The European Space Agency and German Aerospace Center (DLR) have officially closed the book on the Rosetta mission.

In Nov. 2014, the Rosetta probe dropped the Philae lander onto a comet dubbed 67P/Churyumov-Gerasimenko, the first time any spacecraft landed on a comet. Rosetta has been tracking Philae's activity as the comet made its way around the sun.

According to The Associated Press, mission managers called time-of-death on the Philae probe, determining conditions on the comet would be far too cold for it to function.

Philae bounced when it landed more than a year ago and wound up blocked from sunlight, thus stopping it from charging. Philae was able to communicate with ground control when the comet approached the sun, but things became strained again afterward.

"The chances for Philae to contact our team at our lander control centre are unfortunately getting close to zero," Stephan Ulamec, Philae project manager at DLR, said in a statement. "We are not sending commands any more and it would be very surprising if we were to receive a signal again."

The ESA and DLR last heard from Philae in July.

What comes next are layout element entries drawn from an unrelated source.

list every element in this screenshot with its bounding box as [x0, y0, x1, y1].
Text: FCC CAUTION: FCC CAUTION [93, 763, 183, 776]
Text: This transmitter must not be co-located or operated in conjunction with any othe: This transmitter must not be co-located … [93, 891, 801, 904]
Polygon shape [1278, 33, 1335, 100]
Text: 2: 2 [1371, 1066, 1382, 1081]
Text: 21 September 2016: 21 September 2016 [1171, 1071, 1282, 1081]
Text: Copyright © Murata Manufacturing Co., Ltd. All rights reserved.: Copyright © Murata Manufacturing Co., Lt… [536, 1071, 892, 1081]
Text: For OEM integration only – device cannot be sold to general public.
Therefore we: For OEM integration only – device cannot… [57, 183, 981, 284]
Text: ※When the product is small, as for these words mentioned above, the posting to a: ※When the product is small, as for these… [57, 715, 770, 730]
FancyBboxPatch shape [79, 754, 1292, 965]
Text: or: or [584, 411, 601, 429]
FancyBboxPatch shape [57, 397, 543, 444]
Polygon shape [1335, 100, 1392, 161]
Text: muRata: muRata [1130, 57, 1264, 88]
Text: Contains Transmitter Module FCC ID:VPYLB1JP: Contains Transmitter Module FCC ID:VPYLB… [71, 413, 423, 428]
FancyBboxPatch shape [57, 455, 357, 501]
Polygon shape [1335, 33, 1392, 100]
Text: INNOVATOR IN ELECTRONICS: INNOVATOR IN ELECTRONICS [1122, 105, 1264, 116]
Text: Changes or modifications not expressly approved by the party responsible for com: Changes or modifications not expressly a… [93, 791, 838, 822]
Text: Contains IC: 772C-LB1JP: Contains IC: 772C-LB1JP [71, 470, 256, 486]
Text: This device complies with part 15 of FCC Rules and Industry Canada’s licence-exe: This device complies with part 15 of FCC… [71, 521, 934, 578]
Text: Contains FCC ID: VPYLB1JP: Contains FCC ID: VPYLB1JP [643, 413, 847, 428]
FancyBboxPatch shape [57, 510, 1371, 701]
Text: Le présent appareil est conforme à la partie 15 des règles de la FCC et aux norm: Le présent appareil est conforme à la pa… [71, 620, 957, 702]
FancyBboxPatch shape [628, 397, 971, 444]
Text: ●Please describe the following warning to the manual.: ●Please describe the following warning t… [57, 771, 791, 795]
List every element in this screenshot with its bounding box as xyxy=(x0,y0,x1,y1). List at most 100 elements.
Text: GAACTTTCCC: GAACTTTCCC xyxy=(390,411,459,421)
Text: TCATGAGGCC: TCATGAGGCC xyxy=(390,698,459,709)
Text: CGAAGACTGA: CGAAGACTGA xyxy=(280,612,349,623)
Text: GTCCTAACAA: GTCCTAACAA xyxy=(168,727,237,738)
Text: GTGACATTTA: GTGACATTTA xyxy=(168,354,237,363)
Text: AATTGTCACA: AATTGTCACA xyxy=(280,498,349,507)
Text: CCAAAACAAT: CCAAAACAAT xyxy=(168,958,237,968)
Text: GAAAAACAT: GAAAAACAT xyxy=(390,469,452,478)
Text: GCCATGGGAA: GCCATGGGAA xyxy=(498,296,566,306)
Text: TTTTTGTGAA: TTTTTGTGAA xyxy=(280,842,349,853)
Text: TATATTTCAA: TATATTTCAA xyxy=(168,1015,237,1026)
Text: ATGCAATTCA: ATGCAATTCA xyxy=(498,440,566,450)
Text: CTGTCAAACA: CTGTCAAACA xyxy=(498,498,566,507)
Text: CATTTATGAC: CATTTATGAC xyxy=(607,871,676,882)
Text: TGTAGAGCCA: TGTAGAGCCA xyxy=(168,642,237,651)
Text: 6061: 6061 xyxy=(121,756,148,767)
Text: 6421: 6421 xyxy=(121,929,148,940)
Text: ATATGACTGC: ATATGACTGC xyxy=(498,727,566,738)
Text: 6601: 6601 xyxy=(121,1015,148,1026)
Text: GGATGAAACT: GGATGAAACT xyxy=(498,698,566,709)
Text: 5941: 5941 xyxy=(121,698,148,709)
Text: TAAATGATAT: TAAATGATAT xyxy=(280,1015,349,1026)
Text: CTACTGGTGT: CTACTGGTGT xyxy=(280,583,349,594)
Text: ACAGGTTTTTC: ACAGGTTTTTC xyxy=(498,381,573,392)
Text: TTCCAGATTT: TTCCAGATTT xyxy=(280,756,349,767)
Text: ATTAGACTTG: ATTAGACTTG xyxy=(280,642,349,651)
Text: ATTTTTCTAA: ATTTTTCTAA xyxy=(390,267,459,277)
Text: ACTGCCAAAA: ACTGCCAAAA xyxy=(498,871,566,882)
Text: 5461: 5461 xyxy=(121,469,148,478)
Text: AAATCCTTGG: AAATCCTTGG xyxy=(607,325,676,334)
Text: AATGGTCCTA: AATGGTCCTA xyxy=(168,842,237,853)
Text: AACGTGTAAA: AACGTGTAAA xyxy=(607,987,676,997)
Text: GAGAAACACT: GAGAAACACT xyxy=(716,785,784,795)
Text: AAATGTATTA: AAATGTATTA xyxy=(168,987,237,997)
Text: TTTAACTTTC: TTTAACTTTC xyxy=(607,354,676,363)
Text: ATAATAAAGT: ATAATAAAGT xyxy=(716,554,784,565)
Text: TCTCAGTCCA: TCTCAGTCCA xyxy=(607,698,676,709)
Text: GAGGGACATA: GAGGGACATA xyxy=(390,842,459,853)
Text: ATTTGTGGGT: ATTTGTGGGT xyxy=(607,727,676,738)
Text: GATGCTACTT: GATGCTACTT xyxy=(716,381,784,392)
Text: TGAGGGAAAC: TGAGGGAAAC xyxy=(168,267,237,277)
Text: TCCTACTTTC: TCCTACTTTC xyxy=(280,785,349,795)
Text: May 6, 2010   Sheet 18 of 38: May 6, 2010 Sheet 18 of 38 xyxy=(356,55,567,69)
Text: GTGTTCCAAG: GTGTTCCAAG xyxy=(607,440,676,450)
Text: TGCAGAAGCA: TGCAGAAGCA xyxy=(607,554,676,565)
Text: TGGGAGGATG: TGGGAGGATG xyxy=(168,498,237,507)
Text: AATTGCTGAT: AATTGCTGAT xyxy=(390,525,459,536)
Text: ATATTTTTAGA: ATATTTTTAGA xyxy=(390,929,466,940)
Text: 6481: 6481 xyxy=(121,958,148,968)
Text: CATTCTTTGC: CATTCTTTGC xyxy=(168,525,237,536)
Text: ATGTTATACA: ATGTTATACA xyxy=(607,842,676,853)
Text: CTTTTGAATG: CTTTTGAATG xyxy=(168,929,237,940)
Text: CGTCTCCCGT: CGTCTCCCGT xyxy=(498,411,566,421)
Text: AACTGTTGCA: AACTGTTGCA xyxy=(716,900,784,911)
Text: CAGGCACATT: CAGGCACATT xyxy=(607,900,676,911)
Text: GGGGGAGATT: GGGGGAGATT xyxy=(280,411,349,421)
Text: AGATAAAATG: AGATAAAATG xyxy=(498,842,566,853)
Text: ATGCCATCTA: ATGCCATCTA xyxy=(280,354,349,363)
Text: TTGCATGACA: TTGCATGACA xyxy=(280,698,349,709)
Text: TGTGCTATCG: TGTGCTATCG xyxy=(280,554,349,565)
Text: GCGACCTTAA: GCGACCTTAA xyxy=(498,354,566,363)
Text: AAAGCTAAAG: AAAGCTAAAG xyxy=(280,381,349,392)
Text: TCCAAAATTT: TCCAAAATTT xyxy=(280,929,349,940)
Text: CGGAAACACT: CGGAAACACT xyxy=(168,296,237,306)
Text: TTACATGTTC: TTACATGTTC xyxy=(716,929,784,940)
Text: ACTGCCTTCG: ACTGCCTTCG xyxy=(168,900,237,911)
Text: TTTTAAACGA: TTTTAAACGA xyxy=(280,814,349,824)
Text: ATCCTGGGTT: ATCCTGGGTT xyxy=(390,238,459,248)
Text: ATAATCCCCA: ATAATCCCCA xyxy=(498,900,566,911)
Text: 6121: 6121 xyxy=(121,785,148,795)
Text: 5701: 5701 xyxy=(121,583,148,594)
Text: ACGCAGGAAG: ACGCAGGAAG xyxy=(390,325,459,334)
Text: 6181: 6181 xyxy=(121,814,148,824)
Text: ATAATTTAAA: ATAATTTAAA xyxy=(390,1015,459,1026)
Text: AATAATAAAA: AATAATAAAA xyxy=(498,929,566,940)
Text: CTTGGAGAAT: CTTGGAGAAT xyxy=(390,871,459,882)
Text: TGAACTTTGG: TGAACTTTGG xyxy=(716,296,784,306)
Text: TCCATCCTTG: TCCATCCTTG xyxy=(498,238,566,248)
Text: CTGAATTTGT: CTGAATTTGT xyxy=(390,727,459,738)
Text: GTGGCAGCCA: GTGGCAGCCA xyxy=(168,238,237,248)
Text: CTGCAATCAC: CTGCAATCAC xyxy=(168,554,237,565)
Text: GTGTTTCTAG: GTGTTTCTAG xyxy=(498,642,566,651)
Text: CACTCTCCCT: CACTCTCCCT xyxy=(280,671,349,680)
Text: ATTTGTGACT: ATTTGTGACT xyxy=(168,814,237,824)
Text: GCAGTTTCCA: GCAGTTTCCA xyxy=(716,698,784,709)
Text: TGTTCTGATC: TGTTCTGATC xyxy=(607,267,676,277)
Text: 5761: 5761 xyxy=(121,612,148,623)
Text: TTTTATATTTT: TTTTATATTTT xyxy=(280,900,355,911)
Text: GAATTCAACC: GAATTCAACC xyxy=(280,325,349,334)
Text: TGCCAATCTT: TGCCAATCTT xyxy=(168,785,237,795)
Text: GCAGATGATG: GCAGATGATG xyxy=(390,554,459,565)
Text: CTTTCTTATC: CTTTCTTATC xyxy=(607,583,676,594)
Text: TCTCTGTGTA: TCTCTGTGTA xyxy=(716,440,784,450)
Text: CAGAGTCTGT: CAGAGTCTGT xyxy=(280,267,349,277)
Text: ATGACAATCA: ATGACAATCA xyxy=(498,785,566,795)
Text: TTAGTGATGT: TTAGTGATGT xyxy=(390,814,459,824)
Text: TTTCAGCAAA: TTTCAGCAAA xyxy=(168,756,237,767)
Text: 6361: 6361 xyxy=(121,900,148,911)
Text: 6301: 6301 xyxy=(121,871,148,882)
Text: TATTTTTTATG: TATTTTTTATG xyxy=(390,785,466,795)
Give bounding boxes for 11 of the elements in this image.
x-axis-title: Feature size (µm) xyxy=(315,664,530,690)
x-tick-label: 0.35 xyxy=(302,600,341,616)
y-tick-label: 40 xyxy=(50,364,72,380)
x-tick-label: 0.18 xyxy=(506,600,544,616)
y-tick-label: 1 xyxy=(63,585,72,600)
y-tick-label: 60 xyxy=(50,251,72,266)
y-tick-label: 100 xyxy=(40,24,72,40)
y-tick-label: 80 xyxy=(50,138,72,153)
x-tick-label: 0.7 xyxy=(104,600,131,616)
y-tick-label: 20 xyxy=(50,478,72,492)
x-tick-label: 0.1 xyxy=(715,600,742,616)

"The comet's level of activity is now decreasing, allowing Rosetta to safely and gradually reduce its distance to the comet again," Sylvain Lodiot, ESA's Rosetta spacecraft operations manager, said in the statement. "Eventually we will be able to fly in 'bound orbits' again, approaching to within 10-20 km - and even closer in the final stages of the mission - putting us in a position to fly above Abydos close enough to obtain dedicated high-resolution images to finally locate Philae and understand its attitude and orientation."